There are conflicting explanations in the literature regarding the association between leprosy and tuberculosis in the same patient. The interaction of the illness remains unclarified and debatable.16–18 Some investigators suggested two theories that may explain this rare association including cross-immunity and coinfection.5 It has been suggested that an impaired cell-mediated response in the anergic lepromatous leprosy form would predispose to tuberculosis. On the other hand, other investigations reported an antagonism between the two diseases, suggesting that patients with acquired immunity against M. leprae will be protected against tuberculosis.19–21 However, risk factors for leprosy and tuberculosis coinfection include poor socioeconomic status, malnutrition, immunocompromised status (immunosuppression induced by HIV infection or chemotherapy), and diabetes.1,22 In the present case series, the use of steroids in the treatment of leprosy was one of the most frequent factors that may increase the susceptibility to developing tuberculosis. HIV coinfection was in one case.
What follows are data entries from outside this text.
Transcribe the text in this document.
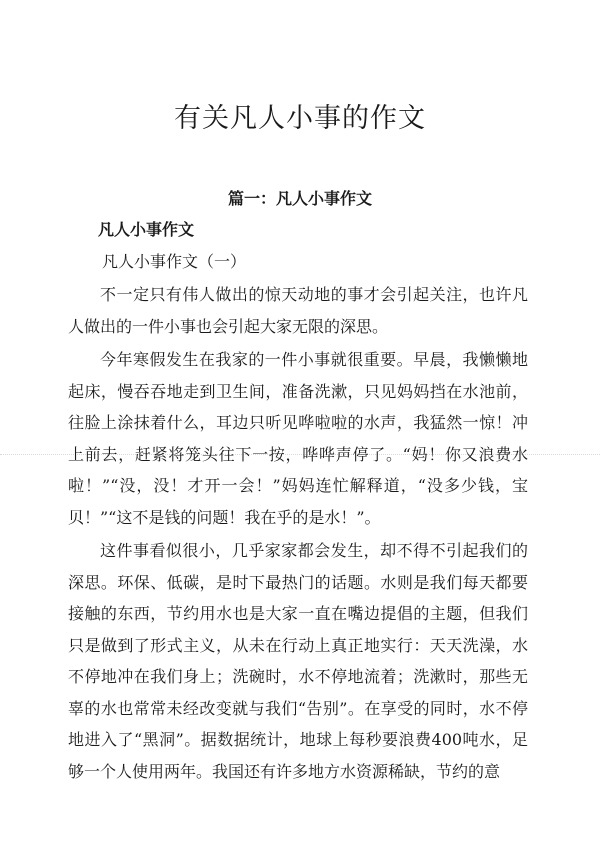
有关凡人小事的作文
篇一：凡人小事作文
凡人小事作文
凡人小事作文（一）

不一定只有伟人做出的惊天动地的事才会引起关注，也许凡人做出的一件小事也会引起大家无限的深思。

今年寒假发生在我家的一件小事就很重要。早晨，我懒懒地起床，慢吞吞地走到卫生间，准备洗漱，只见妈妈挡在水池前，往脸上涂抹着什么，耳边只听见哗啦啦的水声，我猛然一惊！冲上前去，赶紧将笼头往下一按，哗哗声停了。“妈！你又浪费水啦！”“没，没！才开一会！”妈妈连忙解释道，“没多少钱，宝贝！”“这不是钱的问题！我在乎的是水！”。

这件事看似很小，几乎家家都会发生，却不得不引起我们的深思。环保、低碳，是时下最热门的话题。水则是我们每天都要接触的东西，节约用水也是大家一直在嘴边提倡的主题，但我们只是做到了形式主义，从未在行动上真正地实行：天天洗澡，水不停地冲在我们身上；洗碗时，水不停地流着；洗漱时，那些无辜的水也常常未经改变就与我们“告别”。在享受的同时，水不停地进入了“黑洞”。据数据统计，地球上每秒要浪费400吨水，足够一个人使用两年。我国还有许多地方水资源稀缺，节约的意
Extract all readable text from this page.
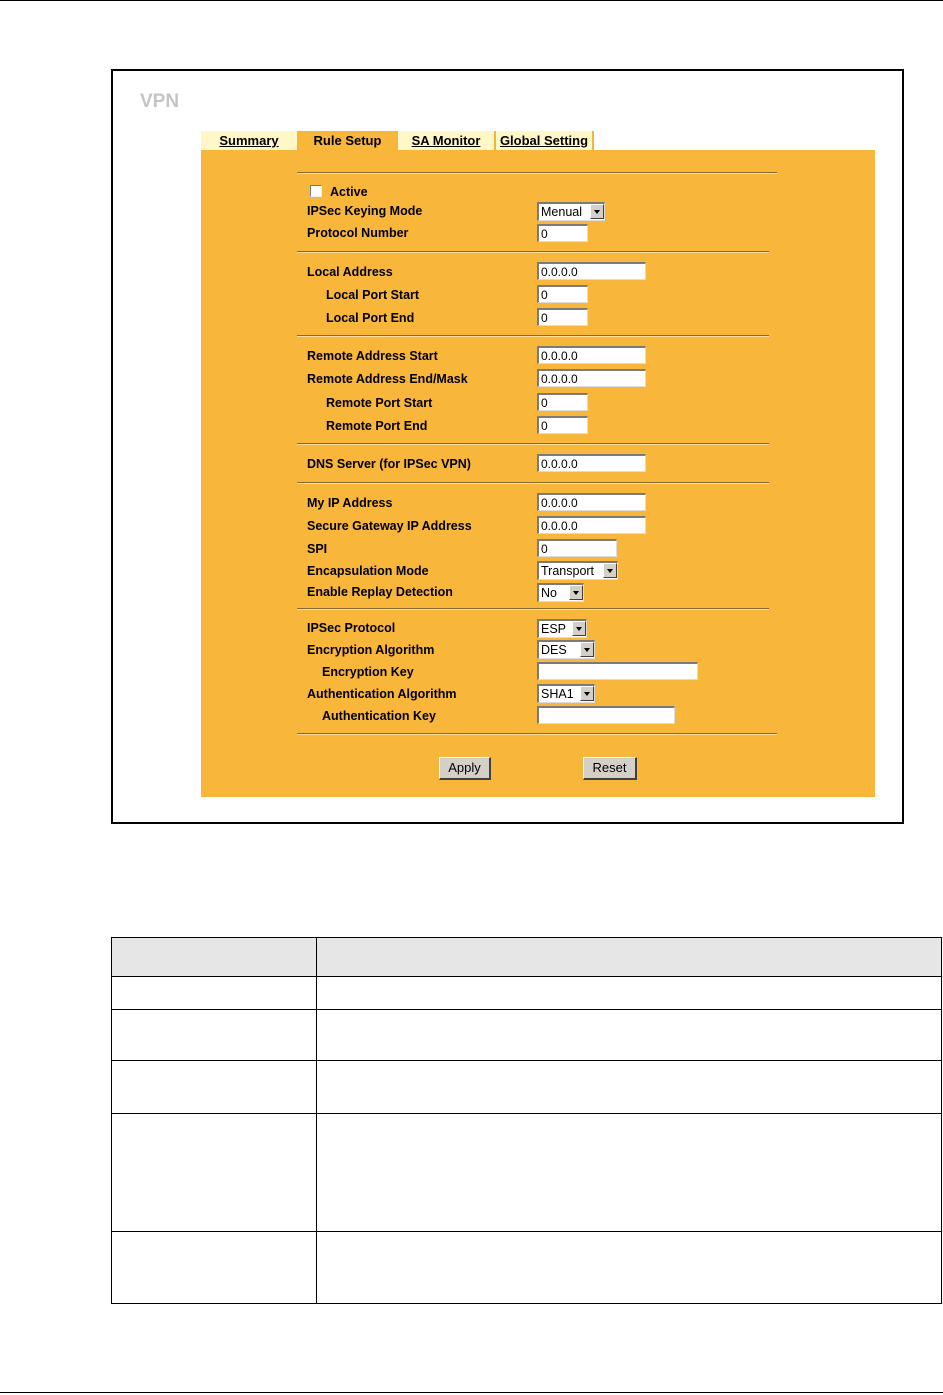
VPN
Summary	Rule Setup	SA Monitor	Global Setting
Active
IPSec Keying Mode	Menual
Protocol Number	0
Local Address	0.0.0.0
Local Port Start	0
Local Port End	0
Remote Address Start	0.0.0.0
Remote Address End/Mask	0.0.0.0
Remote Port Start	0
Remote Port End	0
DNS Server (for IPSec VPN)	0.0.0.0
My IP Address	0.0.0.0
Secure Gateway IP Address	0.0.0.0
SPI	0
Encapsulation Mode	Transport
Enable Replay Detection	No
IPSec Protocol	ESP
Encryption Algorithm	DES
Encryption Key
Authentication Algorithm	SHA1
Authentication Key
Apply	Reset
The most common clinical form of leprosy associated with tuberculosis is lepromatous leprosy, followed by borderline lepromatous leprosy, in concordance with the findings of our case series. Only a few cases of tuberculoid leprosy were reported.23–25 Moreover, and in patients affected by leprosy, pulmonary tuberculosis and severe cases of tuberculosis are frequent.26

Tuberculosis can occur throughout the spectrum of leprosy, and some patients had leprosy for a very long time.4 The gap duration between the infection varies from 1 month for Trindade et al to 10–15 years for Nigam et al19,26 In our study, the symptoms of leprosy preceded the symptoms of tuberculosis in most cases, with a mean duration of 38.8 months. It was 32 months for Dioussé et al, which is similar to our finding.27 In only one patient, the diagnoses of leprosy and tuberculosis were made simultaneously. The most common non-viral leprosy coinfections include tuberculosis, leishmaniasis, chromoblastomycosis and helminthic infections. The majority of the patients in this study (3/5) experienced leprosy reaction. In leprosy patient, a secondary infection is considered to increase the risk of leprosy reactions.5 However, Fróes et al found that coinfection with tuberculosis and leishmaniasis appeared to reduce leprosy reactions.5

There are no specific guidelines regarding the treatment of the association between leprosy and tuberculosis. Verma et al reported that management of leprosy and coinfection does not change, with the same WHO treatment categorization, whereas other authors suggested the use of rifampicin only daily in their study.6 Since Rifampicin, a frontline antitubercular drug, is also used in the treatment of leprosy. The use of rifampicin only monthly in leprosy patients with concomitant tuberculosis could induce the emergence of rifampicin-resistant tuberculosis.15,26,28 However, Rawson et al did not observe Mycobacterium tuberculosis resistance after rifampicin was used for leprosy, which is similar to our finding.9

Conclusion

In conclusion, we reported six cases of leprosy and tuberculosis coinfection, an association rarely reported in the literature. Dermatologists should be aware of the importance of screening leprosy patients for latent or active tuberculosis, especially when they present immunosuppressive factors, such as long-term corticosteroid therapy or HIV, to prevent morbidity and mortality due to coinfection and to reduce the risk of acquired resistance to rifampicin, which is the greatest risk factor for this association.

Informed Consent

Written informed consent for publication of case details and images was obtained from patients.

Disclosure

The authors report no conflicts of interest in this work.